The reason why Fausto was sure, for a long time, he had had a similar concept in his mind. And because he had built a software application in his free time that does exactly what Simon thought to be impossible: Rolling out data for open collaboration bound by data protection laws and, at the same time, storing the data privately on the cloud and protecting it against being downloaded (https://www.covid19challenge.eu/#data-protection-and-privacy). As a next step, Fausto wanted to try his concept using Amazon Web Services (AWS). “It showed quickly: With the technology, services and high security standards of AWS that meet strict test and quality criteria with regard to data protection, we can build our platform exactly as we had imagined. After we got a first prototype up and running, we decided to contact the AWS team personally to get support for our project,” Fausto says.
AWS had only recently launched a worldwide funding program for COVID-19 diagnosis. As a part of this program, AWS supports customer projects that develop solutions for a fast and precise diagnosis, thereby helping society and especially the patients. “The idea of an open collaboration platform and Fausto’s prototype immediately convinced us to support the project with our own capacity and our AWS infrastructure,” says Halit Oener, from the AWS public sector team. Within two weeks, Fausto managed to build the first part of Simon’s idea - the platform.

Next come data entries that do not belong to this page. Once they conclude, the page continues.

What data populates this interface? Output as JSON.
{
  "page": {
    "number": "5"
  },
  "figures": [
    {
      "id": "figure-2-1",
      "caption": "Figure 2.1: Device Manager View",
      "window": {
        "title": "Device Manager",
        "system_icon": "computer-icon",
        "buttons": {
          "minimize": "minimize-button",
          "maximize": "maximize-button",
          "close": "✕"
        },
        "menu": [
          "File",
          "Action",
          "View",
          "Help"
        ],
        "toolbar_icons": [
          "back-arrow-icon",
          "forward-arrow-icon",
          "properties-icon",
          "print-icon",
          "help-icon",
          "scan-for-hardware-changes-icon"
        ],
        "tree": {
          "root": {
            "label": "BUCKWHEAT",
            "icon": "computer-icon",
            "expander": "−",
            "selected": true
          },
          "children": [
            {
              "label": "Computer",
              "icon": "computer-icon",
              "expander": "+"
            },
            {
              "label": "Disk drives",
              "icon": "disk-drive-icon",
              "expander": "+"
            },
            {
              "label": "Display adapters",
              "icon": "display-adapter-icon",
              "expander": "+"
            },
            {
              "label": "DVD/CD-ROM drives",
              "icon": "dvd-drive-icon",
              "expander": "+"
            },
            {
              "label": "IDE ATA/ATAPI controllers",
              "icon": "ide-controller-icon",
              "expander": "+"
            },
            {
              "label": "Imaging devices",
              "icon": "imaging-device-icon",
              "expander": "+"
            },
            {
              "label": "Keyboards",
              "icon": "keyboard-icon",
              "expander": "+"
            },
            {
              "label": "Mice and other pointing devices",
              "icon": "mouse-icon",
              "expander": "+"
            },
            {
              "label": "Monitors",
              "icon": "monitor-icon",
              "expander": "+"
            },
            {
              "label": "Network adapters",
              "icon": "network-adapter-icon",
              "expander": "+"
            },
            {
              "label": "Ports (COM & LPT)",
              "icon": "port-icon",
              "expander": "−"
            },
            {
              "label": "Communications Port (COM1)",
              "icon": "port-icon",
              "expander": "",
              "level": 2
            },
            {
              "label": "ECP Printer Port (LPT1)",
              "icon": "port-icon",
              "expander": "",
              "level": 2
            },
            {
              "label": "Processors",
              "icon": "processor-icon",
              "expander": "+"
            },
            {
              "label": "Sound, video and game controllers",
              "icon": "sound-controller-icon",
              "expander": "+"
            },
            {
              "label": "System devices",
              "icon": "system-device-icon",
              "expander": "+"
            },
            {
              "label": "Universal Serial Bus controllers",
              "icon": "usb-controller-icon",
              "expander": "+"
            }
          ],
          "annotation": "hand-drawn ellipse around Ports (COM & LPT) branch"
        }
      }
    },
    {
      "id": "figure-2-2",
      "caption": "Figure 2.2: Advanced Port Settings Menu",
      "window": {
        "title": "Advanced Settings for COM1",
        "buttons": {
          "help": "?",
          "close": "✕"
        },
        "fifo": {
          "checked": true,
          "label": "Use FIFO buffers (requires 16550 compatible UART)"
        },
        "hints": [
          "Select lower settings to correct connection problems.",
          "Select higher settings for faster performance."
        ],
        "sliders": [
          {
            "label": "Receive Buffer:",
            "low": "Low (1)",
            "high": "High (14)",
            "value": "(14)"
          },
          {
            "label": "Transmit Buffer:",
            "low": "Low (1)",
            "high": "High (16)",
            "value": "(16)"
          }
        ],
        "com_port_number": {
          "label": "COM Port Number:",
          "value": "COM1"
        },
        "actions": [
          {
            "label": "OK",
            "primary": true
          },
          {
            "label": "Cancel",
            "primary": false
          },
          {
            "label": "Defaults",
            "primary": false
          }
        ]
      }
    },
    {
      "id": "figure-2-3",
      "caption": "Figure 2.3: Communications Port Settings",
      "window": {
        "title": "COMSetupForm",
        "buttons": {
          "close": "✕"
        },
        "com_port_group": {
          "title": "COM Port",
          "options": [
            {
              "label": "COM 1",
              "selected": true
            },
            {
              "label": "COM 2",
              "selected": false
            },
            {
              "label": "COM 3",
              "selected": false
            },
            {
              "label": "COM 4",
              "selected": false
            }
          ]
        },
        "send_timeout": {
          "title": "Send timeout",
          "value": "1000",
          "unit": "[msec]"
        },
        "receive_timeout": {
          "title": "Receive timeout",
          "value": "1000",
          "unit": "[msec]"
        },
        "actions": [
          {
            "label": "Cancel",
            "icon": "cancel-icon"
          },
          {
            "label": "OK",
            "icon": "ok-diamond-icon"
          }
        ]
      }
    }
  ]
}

Research in service of COVID-19 patients
The next challenge: Gain additional partners, in particular clinics and doctors around the world. These doctors make CT and X-ray images as well as other clinical information about their patients. "Our goal is to receive 300 to 400 data sets from all over the world by the end of June. We already have 95 data sets from the USA and Europe. We hope to receive data also from China. Before we upload the data to our platform, our medical experts process it qualitatively in a way where they are correctly labeled and classified. Because the machine can only learn if humans feed optimally-processed information to it,” Simon says.
Marcus Treitl, leading physician at the Department of Radiology and Neuroradiology of the Professional Association Casualty Clinic in Murnau, supports the research initiative. “I am optimistic that the crowd sourcing approach will bring good results that can solve clinically relevant problems. This way, at the end of the day, the research project will benefit society and COVID-19 patients as a whole,” says Marcus.